Condena
a la guerra y a Saddam
La televisión
nos trajo nuevamente el miércoles las imágenes de horror
que ya habíamos visto en 1991: la estela luminosa de los misiles
atravesando el cielo de Bagdad, una ciudad fantasmal, de calles desiertas
y oscurecidas, en las que sólo se veía el pasaje rápido
y nervioso de alguna ambulancia y a lo lejos el resplandor de los incendios
causados por los proyectiles. La banda sonora que nos regalaba el televisor
guardaba simétrica relación con las terribles escenas descriptas
y nos ofrecía el estrépito de los estallidos de las bombas,
el ulular de las sirenas de las defensas antiaéreas y de los vehículos
de asistencia sanitaria.
Saddam Hussein
-un contumaz violador de las disposiciones de la ONU- un siniestro autócrata
objetivo del ataque estadounidense y sus auxiliares de gobierno, sus jefes
militares y los fanáticos militantes de su grupo político
se guarecían de la incursión armada en algún rincón
secreto de la ciudad capital de Irak, al igual que millones de seres inocentes
que pagaban con su noche de espanto, y algunos con su vida, el terrible
pecado de haber vivido durante más de dos décadas bajo el
puño férreo e implacable del sanguinario tirano. La guerra
había estallado finalmente. El largamente anunciado conflicto por
parte del presidente de EE.UU. y sus escasos aliados se había hecho
realidad. Más allá de la opinión de Naciones Unidas
y la orfandad en que ésta ha quedado al ser desautorizada por el
Sr. Bush, cuya actitud colide con los principios monolíticamente
pacifistas que están inscriptos en la Carta Fundamental de la organización
y pone en cuestión el propio futuro de la misma. Y más allá,
fundamentalmente, de la opinión pública mundial, que se
ha expresado masivamente a través de marchas multitudinarias, proclamas
y manifiestos con significativos apoyos, contra una actitud bélica
cuyos orígenes deban rastrearse en el sentimiento de inseguridad
y de temor que vive EE.UU. a partir del 11 de setiembre.
La opinión
de EL PAIS, expresada en numerosas ocasiones en nuestra página
editorial, ha sido de total condena a este quebranto de la paz.
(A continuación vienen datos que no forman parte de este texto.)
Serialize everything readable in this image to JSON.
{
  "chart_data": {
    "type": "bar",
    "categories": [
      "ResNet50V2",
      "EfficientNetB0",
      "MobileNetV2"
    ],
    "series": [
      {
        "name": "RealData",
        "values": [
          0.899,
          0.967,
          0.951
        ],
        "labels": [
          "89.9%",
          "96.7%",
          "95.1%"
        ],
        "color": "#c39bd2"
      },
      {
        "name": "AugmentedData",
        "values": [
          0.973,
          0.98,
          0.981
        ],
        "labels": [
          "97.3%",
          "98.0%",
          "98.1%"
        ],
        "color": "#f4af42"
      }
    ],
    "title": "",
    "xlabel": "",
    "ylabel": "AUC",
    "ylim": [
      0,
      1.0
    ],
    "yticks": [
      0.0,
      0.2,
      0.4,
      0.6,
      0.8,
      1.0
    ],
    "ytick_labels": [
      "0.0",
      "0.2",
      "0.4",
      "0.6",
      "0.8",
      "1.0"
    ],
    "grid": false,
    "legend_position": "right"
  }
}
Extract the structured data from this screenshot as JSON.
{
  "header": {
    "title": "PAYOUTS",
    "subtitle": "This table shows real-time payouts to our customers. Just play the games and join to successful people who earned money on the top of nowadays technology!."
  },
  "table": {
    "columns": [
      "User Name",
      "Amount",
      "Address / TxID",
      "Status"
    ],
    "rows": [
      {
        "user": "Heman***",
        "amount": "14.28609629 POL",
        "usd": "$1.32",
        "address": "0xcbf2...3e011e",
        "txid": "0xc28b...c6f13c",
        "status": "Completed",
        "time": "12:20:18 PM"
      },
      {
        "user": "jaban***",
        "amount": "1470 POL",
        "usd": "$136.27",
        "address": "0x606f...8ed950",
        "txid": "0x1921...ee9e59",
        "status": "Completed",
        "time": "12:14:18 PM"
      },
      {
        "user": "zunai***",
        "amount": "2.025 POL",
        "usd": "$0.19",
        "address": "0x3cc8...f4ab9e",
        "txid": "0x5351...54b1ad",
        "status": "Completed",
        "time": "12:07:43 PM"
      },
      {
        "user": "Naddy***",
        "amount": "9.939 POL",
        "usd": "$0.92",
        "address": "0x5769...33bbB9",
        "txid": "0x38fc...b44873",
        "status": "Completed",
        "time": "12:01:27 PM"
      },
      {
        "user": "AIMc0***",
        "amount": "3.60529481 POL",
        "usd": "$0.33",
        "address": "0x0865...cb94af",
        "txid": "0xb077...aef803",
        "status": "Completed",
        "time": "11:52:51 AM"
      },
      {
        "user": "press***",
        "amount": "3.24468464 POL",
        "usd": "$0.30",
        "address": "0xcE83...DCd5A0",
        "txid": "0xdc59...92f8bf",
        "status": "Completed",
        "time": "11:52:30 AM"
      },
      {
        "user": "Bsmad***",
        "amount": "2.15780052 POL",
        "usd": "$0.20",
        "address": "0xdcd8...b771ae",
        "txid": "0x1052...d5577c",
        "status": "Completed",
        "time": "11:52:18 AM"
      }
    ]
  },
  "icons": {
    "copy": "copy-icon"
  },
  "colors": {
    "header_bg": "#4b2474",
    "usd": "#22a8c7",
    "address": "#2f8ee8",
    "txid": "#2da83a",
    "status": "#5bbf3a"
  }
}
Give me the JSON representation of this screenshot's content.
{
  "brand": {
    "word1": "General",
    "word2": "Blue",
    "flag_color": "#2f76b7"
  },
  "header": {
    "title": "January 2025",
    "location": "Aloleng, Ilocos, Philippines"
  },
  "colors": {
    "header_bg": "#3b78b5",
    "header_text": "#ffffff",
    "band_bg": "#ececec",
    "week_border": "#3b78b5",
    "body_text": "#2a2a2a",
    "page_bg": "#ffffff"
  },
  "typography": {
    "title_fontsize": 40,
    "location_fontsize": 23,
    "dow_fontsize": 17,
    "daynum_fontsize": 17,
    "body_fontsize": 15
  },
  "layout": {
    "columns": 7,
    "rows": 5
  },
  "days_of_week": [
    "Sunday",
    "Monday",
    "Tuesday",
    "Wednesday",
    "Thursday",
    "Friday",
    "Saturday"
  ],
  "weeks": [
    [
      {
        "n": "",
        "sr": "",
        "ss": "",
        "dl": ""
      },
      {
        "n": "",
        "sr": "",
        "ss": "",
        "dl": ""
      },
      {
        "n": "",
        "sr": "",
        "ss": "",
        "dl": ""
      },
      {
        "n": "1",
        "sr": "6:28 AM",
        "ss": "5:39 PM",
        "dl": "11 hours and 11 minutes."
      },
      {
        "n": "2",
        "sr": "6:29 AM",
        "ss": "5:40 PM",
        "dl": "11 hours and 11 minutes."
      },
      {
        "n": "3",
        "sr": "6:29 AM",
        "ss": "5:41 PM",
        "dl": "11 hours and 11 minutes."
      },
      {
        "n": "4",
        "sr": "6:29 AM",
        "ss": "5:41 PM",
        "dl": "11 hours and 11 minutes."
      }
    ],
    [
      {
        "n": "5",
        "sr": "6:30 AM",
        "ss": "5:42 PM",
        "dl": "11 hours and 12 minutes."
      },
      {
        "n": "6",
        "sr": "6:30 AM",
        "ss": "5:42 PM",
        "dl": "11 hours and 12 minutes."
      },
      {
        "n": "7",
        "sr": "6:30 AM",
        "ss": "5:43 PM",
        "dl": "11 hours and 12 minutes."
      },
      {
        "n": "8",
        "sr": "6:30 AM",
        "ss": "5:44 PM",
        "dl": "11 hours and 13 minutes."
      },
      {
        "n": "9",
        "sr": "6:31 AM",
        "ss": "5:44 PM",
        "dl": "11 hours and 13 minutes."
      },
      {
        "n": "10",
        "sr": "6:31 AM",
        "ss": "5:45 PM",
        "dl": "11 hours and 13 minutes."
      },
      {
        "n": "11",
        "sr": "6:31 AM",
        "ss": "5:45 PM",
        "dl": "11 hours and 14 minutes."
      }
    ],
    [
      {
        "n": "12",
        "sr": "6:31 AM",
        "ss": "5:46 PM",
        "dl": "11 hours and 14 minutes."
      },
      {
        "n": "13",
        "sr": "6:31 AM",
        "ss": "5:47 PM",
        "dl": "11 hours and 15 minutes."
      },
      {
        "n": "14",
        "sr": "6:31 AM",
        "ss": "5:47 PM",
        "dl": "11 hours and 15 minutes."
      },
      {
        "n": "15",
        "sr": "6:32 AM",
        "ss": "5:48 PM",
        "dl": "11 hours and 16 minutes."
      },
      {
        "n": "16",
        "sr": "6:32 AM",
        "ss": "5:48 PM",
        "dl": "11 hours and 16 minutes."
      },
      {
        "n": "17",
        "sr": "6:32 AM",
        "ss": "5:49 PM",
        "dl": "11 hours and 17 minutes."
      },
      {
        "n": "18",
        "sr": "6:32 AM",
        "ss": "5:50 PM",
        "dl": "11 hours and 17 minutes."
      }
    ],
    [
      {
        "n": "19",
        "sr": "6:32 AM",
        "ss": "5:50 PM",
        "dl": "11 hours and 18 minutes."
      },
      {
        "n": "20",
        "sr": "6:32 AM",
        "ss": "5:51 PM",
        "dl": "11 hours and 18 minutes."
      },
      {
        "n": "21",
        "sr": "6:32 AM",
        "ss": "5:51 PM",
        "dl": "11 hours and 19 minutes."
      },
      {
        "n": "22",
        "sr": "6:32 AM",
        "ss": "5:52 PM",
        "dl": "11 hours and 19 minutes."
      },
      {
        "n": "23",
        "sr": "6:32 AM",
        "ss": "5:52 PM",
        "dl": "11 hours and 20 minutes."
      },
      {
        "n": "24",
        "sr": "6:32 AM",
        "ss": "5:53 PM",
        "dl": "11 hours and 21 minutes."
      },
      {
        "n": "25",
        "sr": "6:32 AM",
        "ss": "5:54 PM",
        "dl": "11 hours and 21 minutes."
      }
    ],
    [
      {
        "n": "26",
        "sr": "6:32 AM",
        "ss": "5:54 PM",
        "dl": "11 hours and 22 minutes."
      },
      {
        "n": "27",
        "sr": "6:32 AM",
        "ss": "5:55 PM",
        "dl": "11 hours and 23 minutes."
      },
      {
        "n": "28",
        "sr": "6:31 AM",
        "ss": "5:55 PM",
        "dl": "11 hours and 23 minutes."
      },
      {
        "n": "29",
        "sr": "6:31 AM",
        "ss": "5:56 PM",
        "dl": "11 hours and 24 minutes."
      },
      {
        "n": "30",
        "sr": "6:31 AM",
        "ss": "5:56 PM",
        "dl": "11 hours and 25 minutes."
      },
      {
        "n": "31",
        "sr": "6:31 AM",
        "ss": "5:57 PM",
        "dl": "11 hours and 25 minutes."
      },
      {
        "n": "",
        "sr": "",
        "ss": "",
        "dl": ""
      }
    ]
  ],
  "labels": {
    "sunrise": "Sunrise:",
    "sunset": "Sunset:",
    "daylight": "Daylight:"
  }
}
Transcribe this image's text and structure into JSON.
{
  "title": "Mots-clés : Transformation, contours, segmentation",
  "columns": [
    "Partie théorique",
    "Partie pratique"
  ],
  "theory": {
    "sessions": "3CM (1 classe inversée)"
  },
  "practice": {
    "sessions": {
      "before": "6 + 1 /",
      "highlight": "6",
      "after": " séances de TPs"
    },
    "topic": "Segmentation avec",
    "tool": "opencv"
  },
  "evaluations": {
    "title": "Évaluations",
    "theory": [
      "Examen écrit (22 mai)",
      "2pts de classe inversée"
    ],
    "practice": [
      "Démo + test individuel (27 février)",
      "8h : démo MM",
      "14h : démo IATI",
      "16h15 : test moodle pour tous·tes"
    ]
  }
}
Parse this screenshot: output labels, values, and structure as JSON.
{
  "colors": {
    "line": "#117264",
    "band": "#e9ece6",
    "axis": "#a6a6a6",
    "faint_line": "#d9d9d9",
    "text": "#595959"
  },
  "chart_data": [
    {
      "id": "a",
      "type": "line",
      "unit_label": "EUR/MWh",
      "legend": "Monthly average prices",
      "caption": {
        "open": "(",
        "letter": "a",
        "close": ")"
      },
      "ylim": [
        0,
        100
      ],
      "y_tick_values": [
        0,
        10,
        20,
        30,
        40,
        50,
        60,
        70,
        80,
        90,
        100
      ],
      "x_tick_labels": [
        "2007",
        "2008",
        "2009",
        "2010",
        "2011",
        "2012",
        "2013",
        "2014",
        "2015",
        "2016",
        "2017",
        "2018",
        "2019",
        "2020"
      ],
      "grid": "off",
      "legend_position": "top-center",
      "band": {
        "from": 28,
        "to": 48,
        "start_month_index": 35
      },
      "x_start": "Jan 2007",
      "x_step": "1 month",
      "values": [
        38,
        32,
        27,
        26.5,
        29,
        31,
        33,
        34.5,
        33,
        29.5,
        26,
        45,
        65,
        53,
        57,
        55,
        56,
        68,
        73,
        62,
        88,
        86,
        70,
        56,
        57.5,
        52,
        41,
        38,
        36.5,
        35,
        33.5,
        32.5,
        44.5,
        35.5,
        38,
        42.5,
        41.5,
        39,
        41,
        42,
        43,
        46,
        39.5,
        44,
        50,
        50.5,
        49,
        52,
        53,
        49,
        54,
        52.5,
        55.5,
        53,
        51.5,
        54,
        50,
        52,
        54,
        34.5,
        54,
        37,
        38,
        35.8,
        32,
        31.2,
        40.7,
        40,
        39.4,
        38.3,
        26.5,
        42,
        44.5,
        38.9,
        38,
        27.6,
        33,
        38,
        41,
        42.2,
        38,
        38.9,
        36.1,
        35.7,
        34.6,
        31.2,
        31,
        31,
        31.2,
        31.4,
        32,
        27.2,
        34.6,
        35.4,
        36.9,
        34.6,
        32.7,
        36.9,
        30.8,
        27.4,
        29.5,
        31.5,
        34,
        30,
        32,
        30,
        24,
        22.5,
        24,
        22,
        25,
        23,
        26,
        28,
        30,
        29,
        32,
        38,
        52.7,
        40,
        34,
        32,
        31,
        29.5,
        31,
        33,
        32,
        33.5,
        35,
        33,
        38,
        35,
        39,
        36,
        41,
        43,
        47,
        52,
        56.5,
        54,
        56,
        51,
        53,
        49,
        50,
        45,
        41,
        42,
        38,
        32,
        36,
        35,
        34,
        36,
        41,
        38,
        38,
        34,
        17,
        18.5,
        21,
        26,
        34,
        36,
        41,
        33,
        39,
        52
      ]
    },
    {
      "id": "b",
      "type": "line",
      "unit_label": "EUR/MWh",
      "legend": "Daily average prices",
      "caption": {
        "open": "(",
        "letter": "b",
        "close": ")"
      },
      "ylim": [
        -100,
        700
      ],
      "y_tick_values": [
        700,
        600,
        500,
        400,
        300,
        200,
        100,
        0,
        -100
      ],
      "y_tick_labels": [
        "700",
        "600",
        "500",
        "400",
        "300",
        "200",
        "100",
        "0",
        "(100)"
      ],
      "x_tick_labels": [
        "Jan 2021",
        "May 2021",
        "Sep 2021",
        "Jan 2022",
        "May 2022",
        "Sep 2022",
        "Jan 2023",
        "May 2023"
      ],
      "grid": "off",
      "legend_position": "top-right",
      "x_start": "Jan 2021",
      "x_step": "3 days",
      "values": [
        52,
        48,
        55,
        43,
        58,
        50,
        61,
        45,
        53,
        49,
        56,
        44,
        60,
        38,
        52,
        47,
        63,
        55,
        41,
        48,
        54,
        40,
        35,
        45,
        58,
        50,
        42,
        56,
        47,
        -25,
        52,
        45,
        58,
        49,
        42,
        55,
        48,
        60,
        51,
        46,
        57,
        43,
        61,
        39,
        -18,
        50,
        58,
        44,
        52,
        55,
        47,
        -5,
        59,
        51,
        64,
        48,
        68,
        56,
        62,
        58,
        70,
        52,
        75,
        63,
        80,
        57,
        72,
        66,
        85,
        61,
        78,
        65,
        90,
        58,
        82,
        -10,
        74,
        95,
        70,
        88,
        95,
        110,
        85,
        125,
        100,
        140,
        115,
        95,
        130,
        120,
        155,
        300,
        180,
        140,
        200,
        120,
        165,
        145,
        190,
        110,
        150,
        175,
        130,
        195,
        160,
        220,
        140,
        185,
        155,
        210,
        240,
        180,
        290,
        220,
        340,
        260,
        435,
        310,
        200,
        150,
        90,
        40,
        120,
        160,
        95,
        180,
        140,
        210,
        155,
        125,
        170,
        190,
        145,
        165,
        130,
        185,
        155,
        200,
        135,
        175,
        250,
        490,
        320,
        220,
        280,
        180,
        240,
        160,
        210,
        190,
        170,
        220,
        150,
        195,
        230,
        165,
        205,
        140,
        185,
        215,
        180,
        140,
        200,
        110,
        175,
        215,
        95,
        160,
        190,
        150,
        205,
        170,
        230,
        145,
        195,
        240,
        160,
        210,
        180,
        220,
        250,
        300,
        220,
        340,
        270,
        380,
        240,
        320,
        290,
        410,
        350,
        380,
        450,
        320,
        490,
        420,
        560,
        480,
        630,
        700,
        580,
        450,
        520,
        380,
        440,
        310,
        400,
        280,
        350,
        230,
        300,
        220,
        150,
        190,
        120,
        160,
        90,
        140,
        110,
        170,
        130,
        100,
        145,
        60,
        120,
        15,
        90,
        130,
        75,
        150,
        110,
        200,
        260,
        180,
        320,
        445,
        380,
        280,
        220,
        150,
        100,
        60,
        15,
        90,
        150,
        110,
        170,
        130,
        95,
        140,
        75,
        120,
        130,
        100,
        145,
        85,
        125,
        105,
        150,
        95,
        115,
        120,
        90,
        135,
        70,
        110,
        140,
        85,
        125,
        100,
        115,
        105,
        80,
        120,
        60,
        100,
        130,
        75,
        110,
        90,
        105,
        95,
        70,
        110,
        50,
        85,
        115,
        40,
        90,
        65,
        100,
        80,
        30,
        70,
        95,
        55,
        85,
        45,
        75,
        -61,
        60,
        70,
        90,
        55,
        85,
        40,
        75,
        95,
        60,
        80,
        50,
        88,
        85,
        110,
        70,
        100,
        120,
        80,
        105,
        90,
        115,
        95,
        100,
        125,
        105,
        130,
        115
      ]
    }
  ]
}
Tan absoluta
ha sido nuestra condena a la amenaza de la guerra cuando ésta
aún no se había manifestado en toda su alucinante magnitud-
como lo es ahora que el conflicto estalló.
Como ha sido
también -y en eso nuestra largamente octogenaria historia como
medio de comunicación es clara- nuestro repudio al terrorismo y
a los dictadores del corte sanguinario y mesiánico de los Saddam
Hussein. Sólo queda ahora hacer votos para que este enfrentamiento
ilógico y absurdo cobre la menor cantidad de vidas posible y sirva
-aunque este fin no puede justificar mínimamente el violento medio-
para traer la democracia al castigado Irak.